This week, I was fortunate enough to chat with Guy Kawasaki, co-founder of Alltop.com, former chief evangelist of Apple, and author of Enchanment: The Art of Changing Hearts, Minds, and Actions. Enchantment was released today. You can get it here.
What does it mean to enchant someone? In short: to fill her with delight. While persuasion and influence can be employed for evil, Guy tells me that his goal in writing Enchantment was to provide people the tools necessary to persuade and influence people for good. For this reason, he puts a heavy emphasis on the absolute necessity of having an enchanting cause at the root of any enchanting company, organization, or movement. In the book, Guy writes: “In a perfect world, you are so enchanting that your cause doesn’t matter, and your cause is so enchanting that you don’t matter.

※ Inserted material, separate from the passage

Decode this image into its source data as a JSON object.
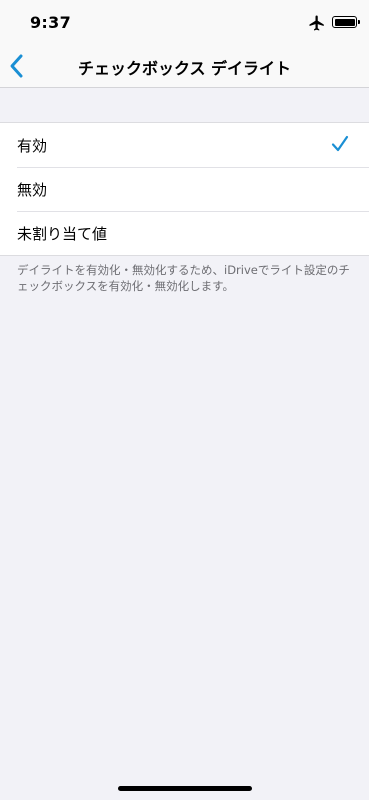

My goal is to help you achieve both.”
Guy’s book is literally full of tips and tricks for how to convince people to join your cause, whether it’s a rock band or a software startup. From how to make a glowing first impression to how to make a captivating PowerPoint presentation, Guy’s advice has you covered from beginning to end and everything in between. The real power of the book, however, lays in its underlying philosophy: that winning people over is about doing great things and treating people with respect. While many other books out there can give you advice on how to use give a good handshake or get your boss to like you, Enchantment is a comprehensive resource on how to enchant through all types of mediums, contexts, and relationships for the greater good of the world. I highly recommend Enchantment for anyone who stands for something he believes in and wants to know how he can get other people to stand with him.
But don’t take my word for it, hear it from Guy himself in the interview below.
Andy: Your book opens with a story about a time you were enchanted. Can you describe that time?
Guy: At the time I was in the jewelry business and my classmate from Stanford, Mike Boich, took me in the back of the building and showed me this computer that had MacPaint running on it, and it had something called Pepsi Caps by Andy Hertzfeld, that showed bouncing Pepsi caps and a Macintosh icon in the window, and at the time, you know – this was a long time ago, 1983 – most people had computers that were 24 by 80, if you were lucky you had upper and lower case. You had cursor keys to move the cursor around and to see graphics, and to see MacPaint it was a religious experience.
Why is it important to know how to create enchantment in others?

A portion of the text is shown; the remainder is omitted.